As I watch her rush out of the building, my eyes narrow and I curse the prick who's done this to her. I should've gotten rid of Raphael Santino instead of Robin Canterbury. At least Dove wouldn't have any right to be pissed at me then.

Raphael follows her soon after, and I decide to trail him first. He searches for my little bird, and it takes everything in me not to fucking hurt him when he finally finds her, because the first thing she does is scream.

I don't know what the fuck the piece of shit has done to my woman, but I'm going to make him pay.

Dove resists Raphael and he holds out his hands to show her he's not going to hurt her. I can't see everything from my vantage point, but I can see enough to know I may have to intervene. Even from this distance I can see the vein on Raphael's forehead, pulsating with anger. It reminds me of my father. I know if he strikes, he's going to hit fast and hard. Just like my dad used to.

I can tell they're arguing. Their voices are raised, still not loud enough for me to hear what they're saying, though. I can see his temper getting the best of him.

"Don't do it," I mutter to myself. "Don't you dare fucking try."

But I know he's going to. Some men just can't help themselves. And I know my little bird brings out this in them.

I start walking over there as he starts yelling and hits the wall.

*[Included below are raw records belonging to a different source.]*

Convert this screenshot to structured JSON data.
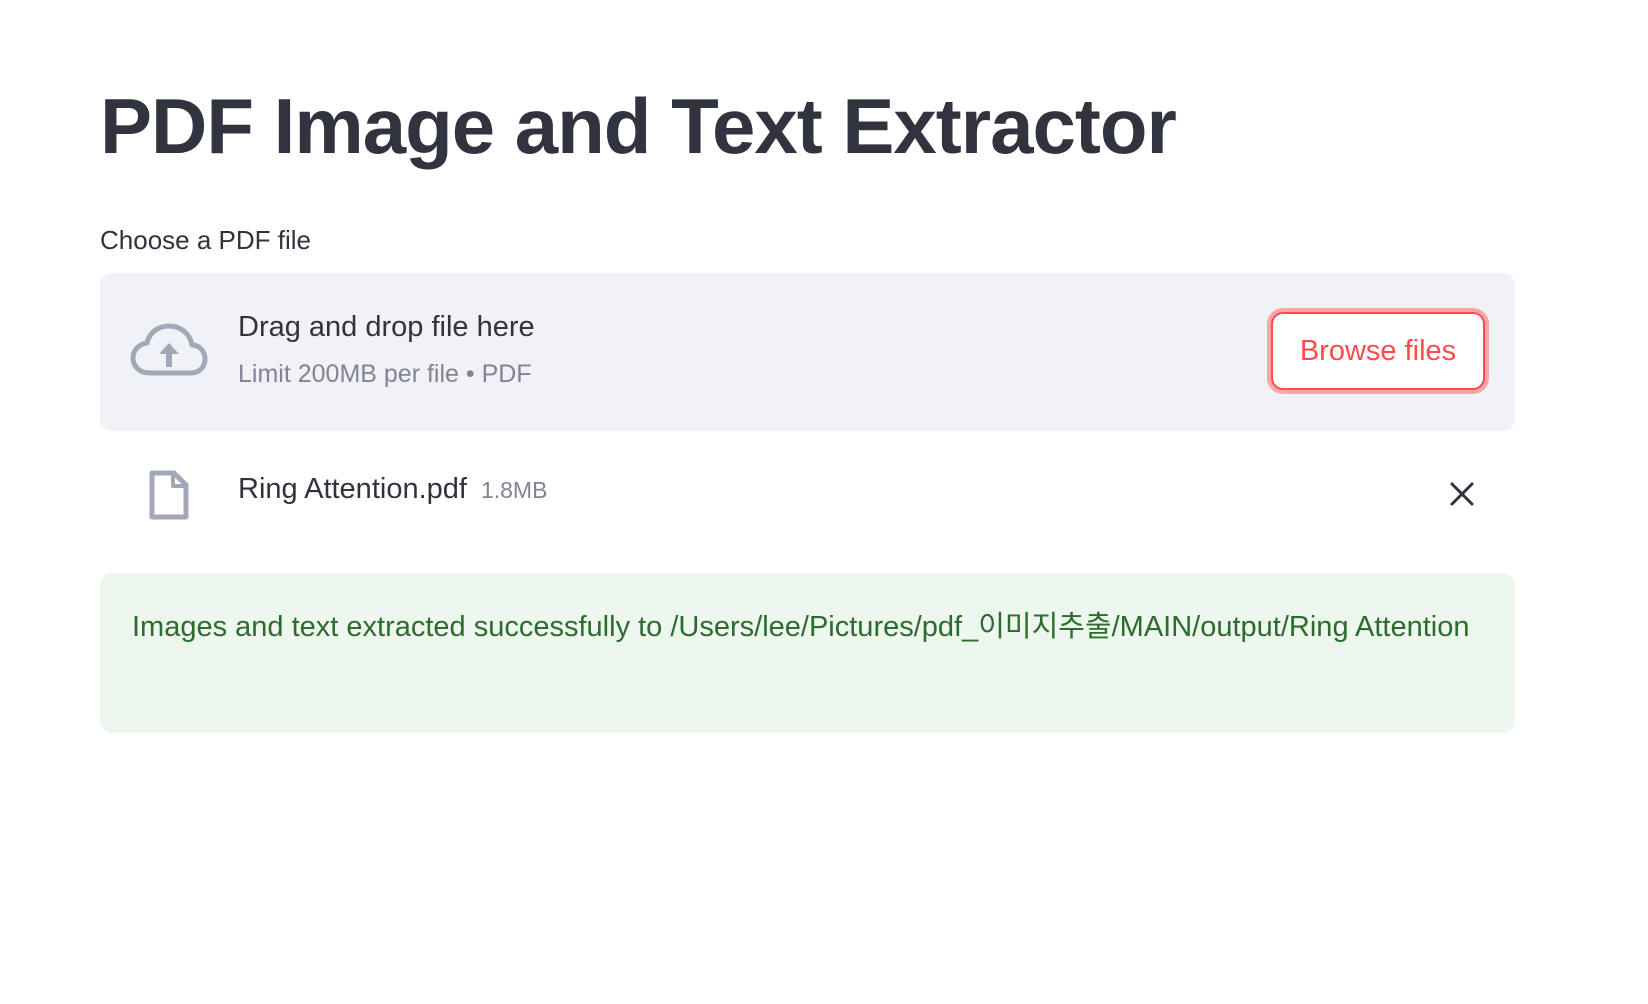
{
  "page": {
    "title": "PDF Image and Text Extractor"
  },
  "uploader": {
    "label": "Choose a PDF file",
    "dropzone": {
      "title": "Drag and drop file here",
      "limit": "Limit 200MB per file • PDF",
      "icon": "cloud-upload-icon"
    },
    "browse_label": "Browse files",
    "file": {
      "name": "Ring Attention.pdf",
      "size": "1.8MB",
      "icon": "file-icon",
      "remove_icon": "close-icon"
    }
  },
  "alert": {
    "type": "success",
    "message": "Images and text extracted successfully to /Users/lee/Pictures/pdf_이미지추출/MAIN/output/Ring Attention"
  },
  "colors": {
    "accent": "#ff4b4b",
    "text": "#31333f",
    "muted": "#808495",
    "dropzone_bg": "#f0f2f6",
    "icon": "#a3a8b8",
    "success_bg": "#edf7ee",
    "success_text": "#2e6b2e"
  }
}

I hear him curse, holding his injured hand, but that's nothing compared to the broken nose I'm about to give him.

Dove doesn't see me because her back is turned to me, but her date does.

"Hey man, what the fuck are you –"

He doesn't get to finish his sentence because I've already slammed my fist into his face. The bastard curses out loud and stumbles, but all I'm focused on is Dove. She looks at me, and it takes a split second for the realization to sink in.

"Nox," she whispers. My name on her lips feels like a balm to my wounded soul. I want her to keep saying it, never stop. I'm somehow already turned on, just from standing so close to her, inhaling her rosy scent.

Raphael picks himself up, holding his nose that's spurting blood as he turns his bloodthirsty eyes to me. "Are you fucking insane, you piece of shit?"

"Probably," I mutter. "Now get the fuck away before I rearrange the rest of your face."

"You're a fucking madman." He looks like he's about to swing until Dove steps between us, stopping him from hurting me. "Dove, you can't be serious."

"You've done enough today," she tells him shakily. "I think it's time you went back home, Raphael."

"I'm not leaving you alone with him," her date hisses.

"That's none of your concern," Dove says, her tone softening. "Please, Raphael. Go."